Appelés également dans d’autres régions , Petite Église, Anti-concordataires, Bleus, Élus, Illuminés, ils se sont séparés de l’Église catholique officielle pendant la Révolution, lorsque la Constituante eut décrété la Constitution civile du clergé.

Cette loi, votée en 1790, avait détruit le clergé comme État à part, l’avait dépossédé de ses biens immenses, réduit ses membres à l’état de simples fonctionnaires, supprimé les couvents, un grand nombre d’évêchés (…) La plupart des évêques et un certain nombre de prêtres avaient refusé tout serment [à cette Constitution] . Ils avaient été chassés de leur cathédrale ou de leur église et avaient vu leur traitement supprimé. Ils s’étaient alors retirés dans des lieux écartés, des hameaux, des chapelles, des châteaux, des maisons isolées, où ils attiraient les fidèles par leurs prédications.
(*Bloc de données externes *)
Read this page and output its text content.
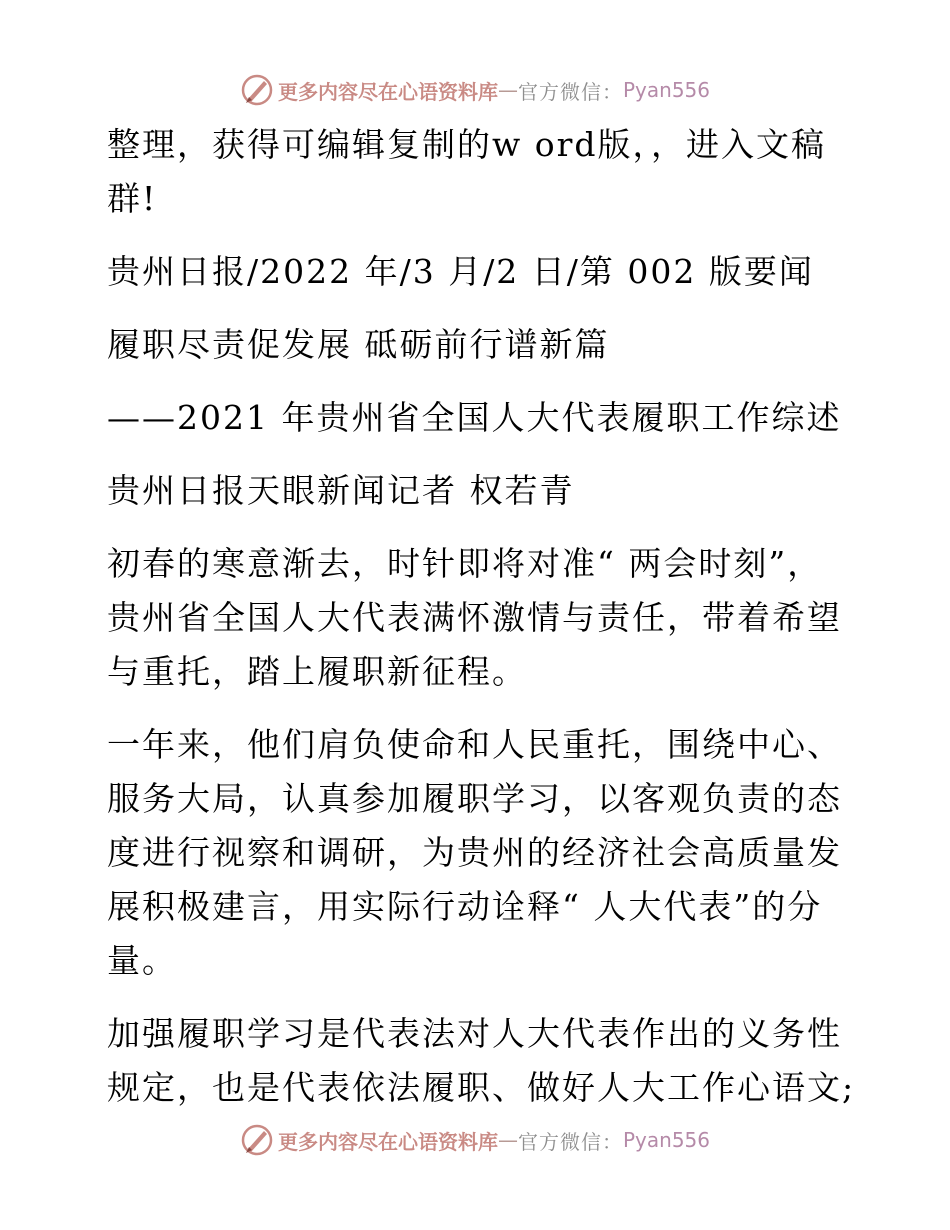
更多内容尽在心语资料库 — 官方微信： Pyan556

整理，获得可编辑复制的w ord版，，进入文稿群!

贵州日报/2022 年/3 月/2 日/第 002 版要闻

履职尽责促发展 砥砺前行谱新篇

——2021 年贵州省全国人大代表履职工作综述

贵州日报天眼新闻记者 权若青

初春的寒意渐去，时针即将对准“ 两会时刻”，贵州省全国人大代表满怀激情与责任，带着希望与重托，踏上履职新征程。

一年来，他们肩负使命和人民重托，围绕中心、服务大局，认真参加履职学习，以客观负责的态度进行视察和调研，为贵州的经济社会高质量发展积极建言，用实际行动诠释“ 人大代表”的分量。

加强履职学习是代表法对人大代表作出的义务性规定，也是代表依法履职、做好人大工作心语文;

更多内容尽在心语资料库 — 官方微信： Pyan556
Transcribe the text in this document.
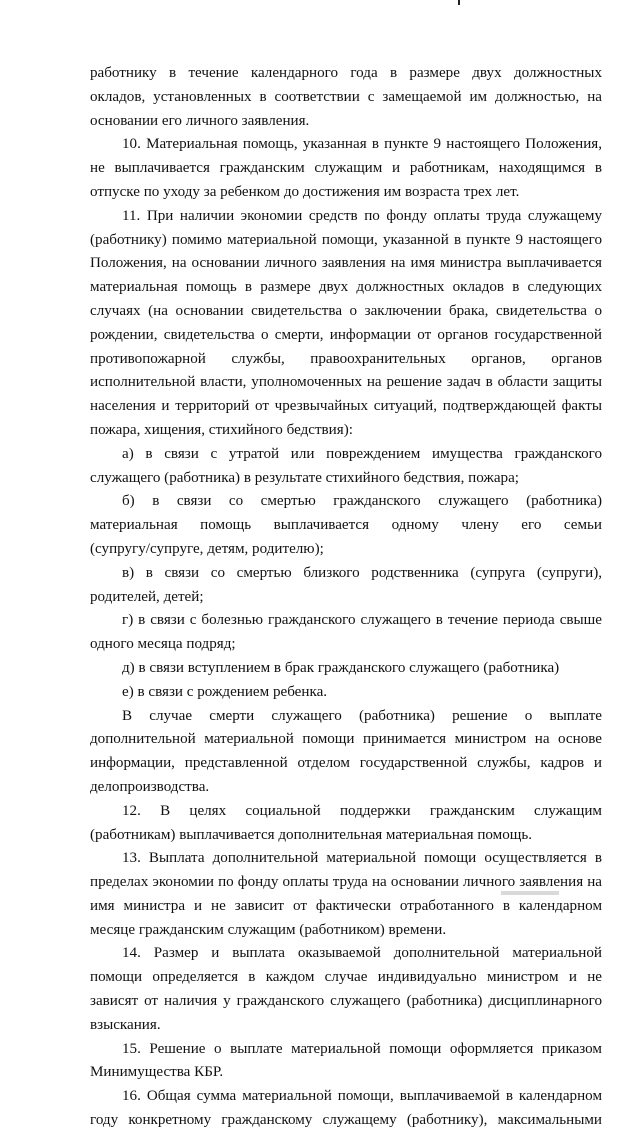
работнику в течение календарного года в размере двух должностных
окладов, установленных в соответствии с замещаемой им должностью, на
основании его личного заявления.
10. Материальная помощь, указанная в пункте 9 настоящего Положения,
не выплачивается гражданским служащим и работникам, находящимся в
отпуске по уходу за ребенком до достижения им возраста трех лет.
11. При наличии экономии средств по фонду оплаты труда служащему
(работнику) помимо материальной помощи, указанной в пункте 9 настоящего
Положения, на основании личного заявления на имя министра выплачивается
материальная помощь в размере двух должностных окладов в следующих
случаях (на основании свидетельства о заключении брака, свидетельства о
рождении, свидетельства о смерти, информации от органов государственной
противопожарной службы, правоохранительных органов, органов
исполнительной власти, уполномоченных на решение задач в области защиты
населения и территорий от чрезвычайных ситуаций, подтверждающей факты
пожара, хищения, стихийного бедствия):
а) в связи с утратой или повреждением имущества гражданского
служащего (работника) в результате стихийного бедствия, пожара;
б) в связи со смертью гражданского служащего (работника)
материальная помощь выплачивается одному члену его семьи
(супругу/супруге, детям, родителю);
в) в связи со смертью близкого родственника (супруга (супруги),
родителей, детей;
г) в связи с болезнью гражданского служащего в течение периода свыше
одного месяца подряд;
д) в связи вступлением в брак гражданского служащего (работника)
е) в связи с рождением ребенка.
В случае смерти служащего (работника) решение о выплате
дополнительной материальной помощи принимается министром на основе
информации, представленной отделом государственной службы, кадров и
делопроизводства.
12. В целях социальной поддержки гражданским служащим
(работникам) выплачивается дополнительная материальная помощь.
13. Выплата дополнительной материальной помощи осуществляется в
пределах экономии по фонду оплаты труда на основании личного заявления на
имя министра и не зависит от фактически отработанного в календарном
месяце гражданским служащим (работником) времени.
14. Размер и выплата оказываемой дополнительной материальной
помощи определяется в каждом случае индивидуально министром и не
зависят от наличия у гражданского служащего (работника) дисциплинарного
взыскания.
15. Решение о выплате материальной помощи оформляется приказом
Минимущества КБР.
16. Общая сумма материальной помощи, выплачиваемой в календарном
году конкретному гражданскому служащему (работнику), максимальными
Pendant la Terreur, tout culte fut supprimé. A ce moment, il n’y eut donc plus que les prêtres réfractaires pour célébrer la messe et administrer les sacrements; les enfants étaient baptisés dans des caves, des écuries, des granges; la messe se célébrait dans les mêmes endroits, parfois dans les bois.
Quand la Terreur cessa et que la liberté du culte fut tacitement tolérée, un certains nombre de prêtres assermentés rentrèrent dans leur église, mais les prêtres réfractaires détournèrent d’eux la population. Dans d’autres endroits, il y eut lutte pour l’occupation de l’église, qui resta souvent en possession de l’ancien curé.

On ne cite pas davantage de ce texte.